And then followed his Kemsing curacy; I have a letter written to me from Kemsing in his first weeks there, in which he describes it as a paradise and says that, so far as he can see, it is exactly the life he most desires, and that he hopes to spend the rest of his days there.

But now I feel that he took a very real step forward. The danger was that he would adopt a dilettante life. He had still not discovered his powers of expression, which developed late. He was only just beginning to preach with effect, and his literary power was practically undeveloped. He might have chosen to live a harmless, quiet, beauty-loving life, kindly and guileless, in a sort of religious aestheticism; though the vivid desire for movement and even excitement that characterised his later life would perhaps have in any case developed.

But something stronger and sterner awoke in him. I believe that it was exactly because the cup, mixed to his taste, was handed to him that he was able to see that there was nothing that was invigorating about the potion. It was not the community life primarily which drew him to Mirfield; it was partly that his power of speech awoke, and more strongly still the idea of self-discipline.

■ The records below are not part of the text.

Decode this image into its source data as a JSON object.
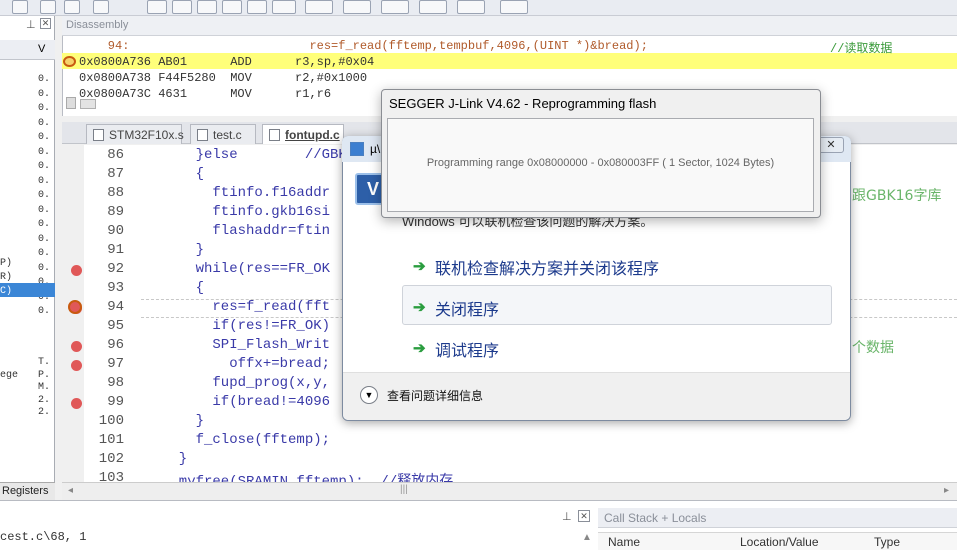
{
  "disassembly": {
    "title": "Disassembly",
    "lines": [
      {
        "text": "    94:                         res=f_read(fftemp,tempbuf,4096,(UINT *)&bread);",
        "comment": "//读取数据"
      },
      {
        "text": "0x0800A736 AB01      ADD      r3,sp,#0x04",
        "comment": ""
      },
      {
        "text": "0x0800A738 F44F5280  MOV      r2,#0x1000",
        "comment": ""
      },
      {
        "text": "0x0800A73C 4631      MOV      r1,r6",
        "comment": ""
      }
    ]
  },
  "tabs": [
    {
      "label": "STM32F10x.s"
    },
    {
      "label": "test.c"
    },
    {
      "label": "fontupd.c"
    }
  ],
  "editor": {
    "lines": [
      {
        "num": "86",
        "code": "    }else        //GBK1",
        "bp": false
      },
      {
        "num": "87",
        "code": "    {",
        "bp": false
      },
      {
        "num": "88",
        "code": "      ftinfo.f16addr",
        "bp": false,
        "right": "跟GBK16字库"
      },
      {
        "num": "89",
        "code": "      ftinfo.gkb16si",
        "bp": false
      },
      {
        "num": "90",
        "code": "      flashaddr=ftin",
        "bp": false
      },
      {
        "num": "91",
        "code": "    }",
        "bp": false
      },
      {
        "num": "92",
        "code": "    while(res==FR_OK",
        "bp": true
      },
      {
        "num": "93",
        "code": "    {",
        "bp": false
      },
      {
        "num": "94",
        "code": "      res=f_read(fft",
        "bp": true
      },
      {
        "num": "95",
        "code": "      if(res!=FR_OK)",
        "bp": false
      },
      {
        "num": "96",
        "code": "      SPI_Flash_Writ",
        "bp": true,
        "right": "个数据"
      },
      {
        "num": "97",
        "code": "        offx+=bread;",
        "bp": true
      },
      {
        "num": "98",
        "code": "      fupd_prog(x,y,",
        "bp": false
      },
      {
        "num": "99",
        "code": "      if(bread!=4096",
        "bp": true
      },
      {
        "num": "100",
        "code": "    }",
        "bp": false
      },
      {
        "num": "101",
        "code": "    f_close(fftemp);",
        "bp": false
      },
      {
        "num": "102",
        "code": "  }",
        "bp": false
      },
      {
        "num": "103",
        "code": "  myfree(SRAMIN,fftemp);  //释放内存",
        "bp": false
      }
    ]
  },
  "left_panel": {
    "header_label": "V",
    "values": [
      "0.",
      "0.",
      "0.",
      "0.",
      "0.",
      "0.",
      "0.",
      "0.",
      "0.",
      "0.",
      "0.",
      "0.",
      "0.",
      "0.",
      "0.",
      "0.",
      "0."
    ],
    "side_labels": [
      "P)",
      "R)",
      "C)"
    ],
    "bottom_labels": [
      {
        "left": "",
        "right": "T."
      },
      {
        "left": "ege",
        "right": "P."
      },
      {
        "left": "",
        "right": "M."
      },
      {
        "left": "",
        "right": "2."
      },
      {
        "left": "",
        "right": "2."
      }
    ],
    "tab_label": "Registers"
  },
  "status": {
    "path": "cest.c\\68, 1",
    "callstack_title": "Call Stack + Locals",
    "col_name": "Name",
    "col_location": "Location/Value",
    "col_type": "Type"
  },
  "error_dialog": {
    "title_fragment": "µ\\",
    "subtitle": "Windows 可以联机检查该问题的解决方案。",
    "options": [
      {
        "label": "联机检查解决方案并关闭该程序"
      },
      {
        "label": "关闭程序"
      },
      {
        "label": "调试程序"
      }
    ],
    "details": "查看问题详细信息"
  },
  "jlink_dialog": {
    "title": "SEGGER J-Link V4.62 - Reprogramming flash",
    "message": "Programming range 0x08000000 - 0x080003FF ( 1 Sector, 1024 Bytes)"
  }
}
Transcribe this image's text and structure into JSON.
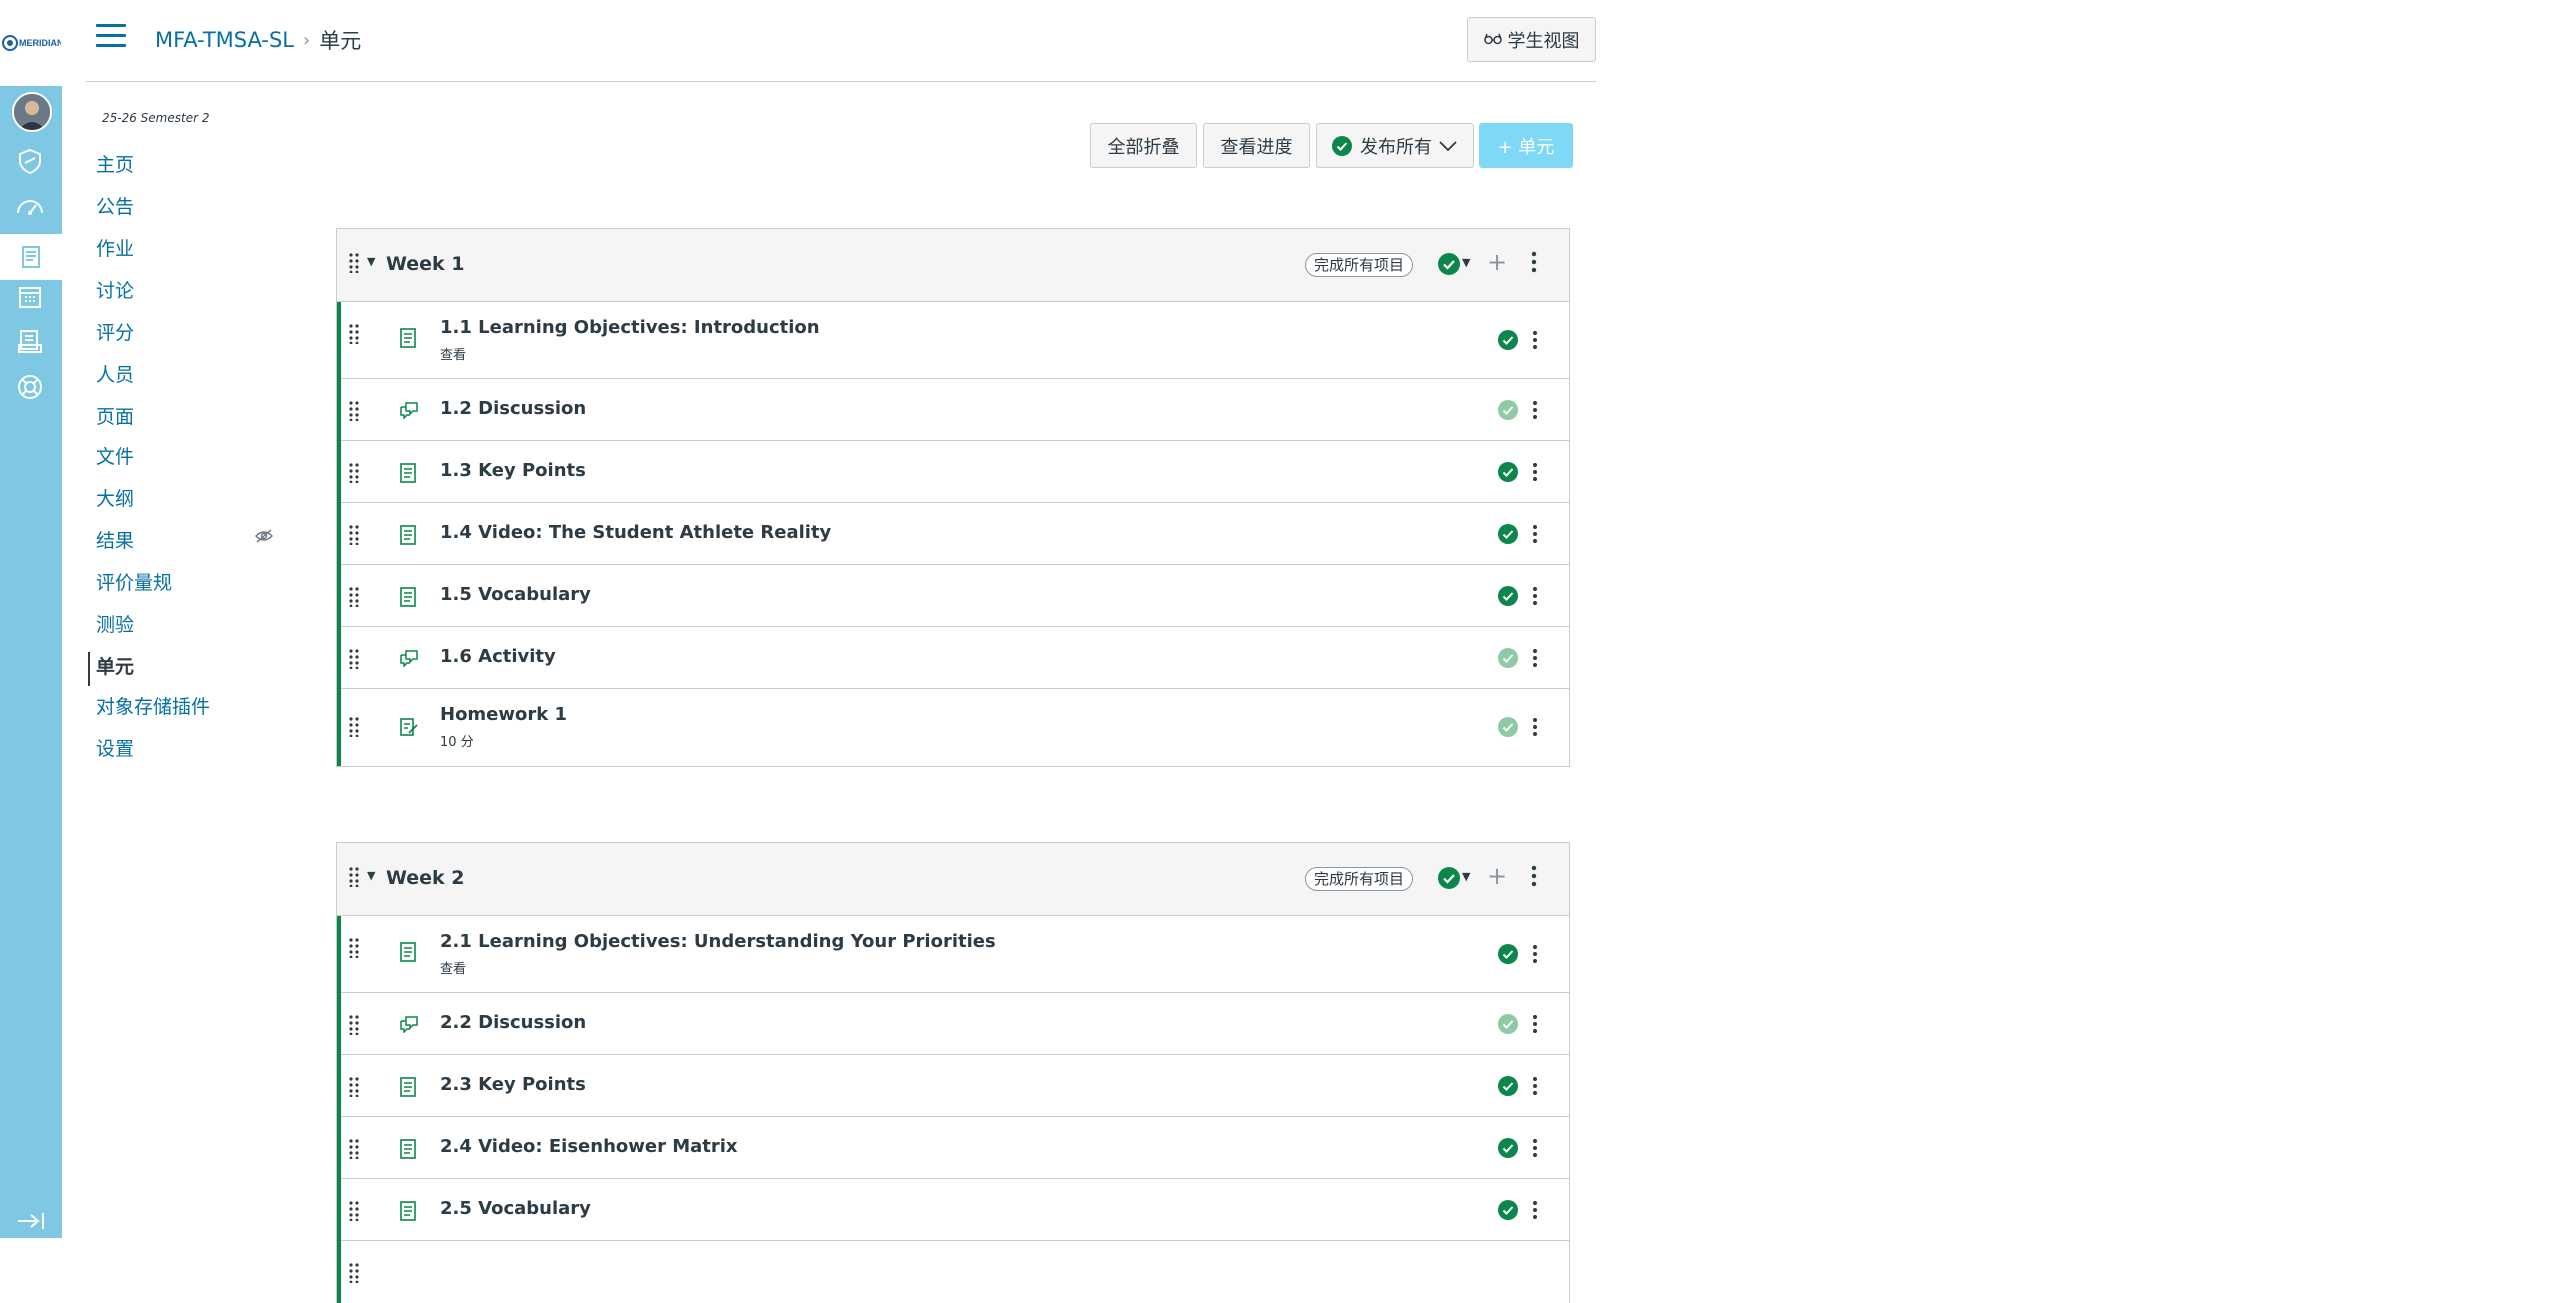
{
  "logo": {
    "text": "MERIDIAN"
  },
  "breadcrumb": {
    "course": "MFA-TMSA-SL",
    "separator": "›",
    "current": "单元"
  },
  "header": {
    "student_view": "学生视图"
  },
  "term": "25-26 Semester 2",
  "course_nav": {
    "items": [
      {
        "label": "主页",
        "active": false
      },
      {
        "label": "公告",
        "active": false
      },
      {
        "label": "作业",
        "active": false
      },
      {
        "label": "讨论",
        "active": false
      },
      {
        "label": "评分",
        "active": false
      },
      {
        "label": "人员",
        "active": false
      },
      {
        "label": "页面",
        "active": false
      },
      {
        "label": "文件",
        "active": false
      },
      {
        "label": "大纲",
        "active": false
      },
      {
        "label": "结果",
        "active": false,
        "hidden_icon": "eye-slash-icon"
      },
      {
        "label": "评价量规",
        "active": false
      },
      {
        "label": "测验",
        "active": false
      },
      {
        "label": "单元",
        "active": true
      },
      {
        "label": "对象存储插件",
        "active": false
      },
      {
        "label": "设置",
        "active": false
      }
    ]
  },
  "toolbar": {
    "collapse_all": "全部折叠",
    "view_progress": "查看进度",
    "publish_all": "发布所有",
    "add_module": "+ 单元"
  },
  "modules": [
    {
      "title": "Week 1",
      "requirement": "完成所有项目",
      "items": [
        {
          "title": "1.1 Learning Objectives: Introduction",
          "sub": "查看",
          "icon": "page-icon",
          "published": true
        },
        {
          "title": "1.2 Discussion",
          "sub": "",
          "icon": "discussion-icon",
          "published": false
        },
        {
          "title": "1.3 Key Points",
          "sub": "",
          "icon": "page-icon",
          "published": true
        },
        {
          "title": "1.4 Video: The Student Athlete Reality",
          "sub": "",
          "icon": "page-icon",
          "published": true
        },
        {
          "title": "1.5 Vocabulary",
          "sub": "",
          "icon": "page-icon",
          "published": true
        },
        {
          "title": "1.6 Activity",
          "sub": "",
          "icon": "discussion-icon",
          "published": false
        },
        {
          "title": "Homework 1",
          "sub": "10 分",
          "icon": "assignment-icon",
          "published": false
        }
      ]
    },
    {
      "title": "Week 2",
      "requirement": "完成所有项目",
      "items": [
        {
          "title": "2.1 Learning Objectives: Understanding Your Priorities",
          "sub": "查看",
          "icon": "page-icon",
          "published": true
        },
        {
          "title": "2.2 Discussion",
          "sub": "",
          "icon": "discussion-icon",
          "published": false
        },
        {
          "title": "2.3 Key Points",
          "sub": "",
          "icon": "page-icon",
          "published": true
        },
        {
          "title": "2.4 Video: Eisenhower Matrix",
          "sub": "",
          "icon": "page-icon",
          "published": true
        },
        {
          "title": "2.5 Vocabulary",
          "sub": "",
          "icon": "page-icon",
          "published": true
        },
        {
          "title": "",
          "sub": "",
          "icon": "page-icon",
          "published": true
        }
      ]
    }
  ],
  "colors": {
    "nav_bg": "#7fc8e3",
    "link": "#0770a3",
    "published": "#0b874b",
    "unpublished": "#8fcaa6",
    "add_button": "#7fd8f5"
  }
}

And so he went to Mirfield, and then all his powers came with a rush in that studious, sympathetic, and ascetic atmosphere. He was in his twenty-eighth year. He began by finding that he could preach with real force and power, and two years later, when he wrote _The Light Invisible_, he also discovered his gift of writing; while as a little recreation, he took up drawing, and produced a series of sketches, full of humour and delicacy, drawn with a fine pen and tinted with coloured chalk, which are at all events enough to show what he could have done in this direction.